If the verdict reflects current hopes and expectations it could, within its limits, have a constraining influence on corrupt practices and self-indulgent policymaking which have brought the country to the brink of state failure. It could provide an opportunity for a cleansed politics to come to grips with a whole spectrum of challenges. The Supreme Court and the JIT, accordingly, deserve the appreciation of the nation for providing a window of opportunity for the emergence of nation-changing possibilities.

However, I must admit to considerable scepticism as to whether the current range of political parties and leaders are sufficiently endowed or even inclined to undertake the task of realising these possibilities. Of the three major ‘national leaders’ one may soon become a convicted political delinquent; another cannot escape the same fate if there is any justice; and the last is largely untried, often inconsistent, but far cleaner and more committed than the others. The choice on offer, while not ideal, should still be clear enough for the electorate.  

There are a range of domestic and external challenges. Domestically, they include maximising investment in education, technology and infrastructure; prioritising human security and rights protections; developing an active, comprehensive, and confident civil society; institutional reforms that circumscribe administrative and political impunity including corruption and arbitrary and dishonest decision-making; enlightened and informed Islamic interpretation and instruction to ensure spiritual and material success in the 21st century; a legal framework to give effect to such reforms; and developing rational priorities and trade-offs for successful national outcomes. This will require an end to competing power centres at apex levels which confuse policymaking. Civilian supremacy must become non-negotiable. These are the primary challenges to address if Pakistan is to survive and thrive in the 21st century.

Externally, the challenges include dealing with global, international, regional, neighbourhood and bilateral developments. The adverse impact of negative external developments on the security and stability of Pakistan will depend on its ability to address and overcome its domestic challenges. Domestic challenges are primary while external challenges are derivative. Address the primary challenges successfully, and even major external challenges will become manageable and resolvable. But if primary domestic challenges are neglected, sensible longer-term external strategies — which lend coherence, direction and effectiveness to shorter-term policies — will be ignored. Opportunity costs will mount forever.

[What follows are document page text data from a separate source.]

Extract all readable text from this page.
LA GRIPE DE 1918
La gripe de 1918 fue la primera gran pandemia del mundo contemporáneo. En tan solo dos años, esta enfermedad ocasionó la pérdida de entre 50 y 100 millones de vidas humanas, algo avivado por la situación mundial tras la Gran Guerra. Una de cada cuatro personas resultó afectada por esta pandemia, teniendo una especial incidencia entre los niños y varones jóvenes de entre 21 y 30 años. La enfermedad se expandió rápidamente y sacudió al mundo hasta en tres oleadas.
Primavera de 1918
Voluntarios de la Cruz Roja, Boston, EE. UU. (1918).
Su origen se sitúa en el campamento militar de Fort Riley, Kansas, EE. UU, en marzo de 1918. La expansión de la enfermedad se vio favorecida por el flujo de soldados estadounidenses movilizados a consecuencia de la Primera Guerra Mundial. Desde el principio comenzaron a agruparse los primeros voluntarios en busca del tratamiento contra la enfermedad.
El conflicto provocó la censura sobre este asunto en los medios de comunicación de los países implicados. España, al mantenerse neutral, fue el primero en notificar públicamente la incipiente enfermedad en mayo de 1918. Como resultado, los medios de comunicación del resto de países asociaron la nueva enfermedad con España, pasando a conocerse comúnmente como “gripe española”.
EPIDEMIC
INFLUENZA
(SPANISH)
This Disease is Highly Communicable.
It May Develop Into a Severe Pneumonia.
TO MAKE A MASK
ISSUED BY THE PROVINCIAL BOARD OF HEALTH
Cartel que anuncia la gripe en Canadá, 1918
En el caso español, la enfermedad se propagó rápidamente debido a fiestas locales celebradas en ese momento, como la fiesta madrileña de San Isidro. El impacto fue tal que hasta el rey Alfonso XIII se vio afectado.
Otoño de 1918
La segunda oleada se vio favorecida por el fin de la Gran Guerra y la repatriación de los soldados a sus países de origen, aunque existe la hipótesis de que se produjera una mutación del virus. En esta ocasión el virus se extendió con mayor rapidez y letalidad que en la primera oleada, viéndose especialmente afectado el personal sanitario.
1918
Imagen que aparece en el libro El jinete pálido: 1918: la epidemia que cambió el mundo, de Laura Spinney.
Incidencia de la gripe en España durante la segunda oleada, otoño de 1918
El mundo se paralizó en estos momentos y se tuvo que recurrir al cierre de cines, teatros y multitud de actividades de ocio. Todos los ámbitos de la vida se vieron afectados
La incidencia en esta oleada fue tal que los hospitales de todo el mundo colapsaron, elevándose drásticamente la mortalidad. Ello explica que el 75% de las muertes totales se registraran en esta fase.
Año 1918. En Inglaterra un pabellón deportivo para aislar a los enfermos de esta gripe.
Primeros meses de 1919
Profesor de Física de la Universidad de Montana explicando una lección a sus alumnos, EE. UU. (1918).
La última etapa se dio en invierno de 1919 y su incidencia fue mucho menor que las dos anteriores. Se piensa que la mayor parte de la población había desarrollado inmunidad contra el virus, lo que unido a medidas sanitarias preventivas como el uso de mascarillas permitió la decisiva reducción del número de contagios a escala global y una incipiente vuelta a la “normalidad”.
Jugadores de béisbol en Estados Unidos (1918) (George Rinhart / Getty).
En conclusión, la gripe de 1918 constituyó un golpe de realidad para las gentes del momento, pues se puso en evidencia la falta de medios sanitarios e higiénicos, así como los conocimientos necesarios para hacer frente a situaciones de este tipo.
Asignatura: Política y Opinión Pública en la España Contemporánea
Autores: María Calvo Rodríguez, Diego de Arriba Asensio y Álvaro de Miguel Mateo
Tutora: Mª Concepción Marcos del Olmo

In his remarkable book, Age of Anger, Pankaj Mishra writes of the “hypocrisy, cynicism and egotism of self-serving elites behind the rhetoric of democracy” in 19th-century Europe. These elites only “worked to protect the rights and freedoms of privileged individuals and failed to confer democratic citizenship on ordinary people, let alone bring them economic rewards or restore their sense of community”. Mishra might well be writing about contemporary Pakistan or India. In such a society, he notes, even the “posher inhabitants are condemned to fear and anxiety about the rising [or uprising!] masses”. Just like here!

Accordingly, ideologically right-wing, politically conservative and military or clerical leadership will not serve the multifaceted interests of the poor who are the majority. Only social, humanitarian and sustained people-based movements can build a new politics for a new Pakistan. They will need servants, not bourgeois, fascist or charismatic ‘leaders’ — who fear to address root causes.

The writer is a former ambassador to the US, India and China and head of UN missions in Iraq and Sudan.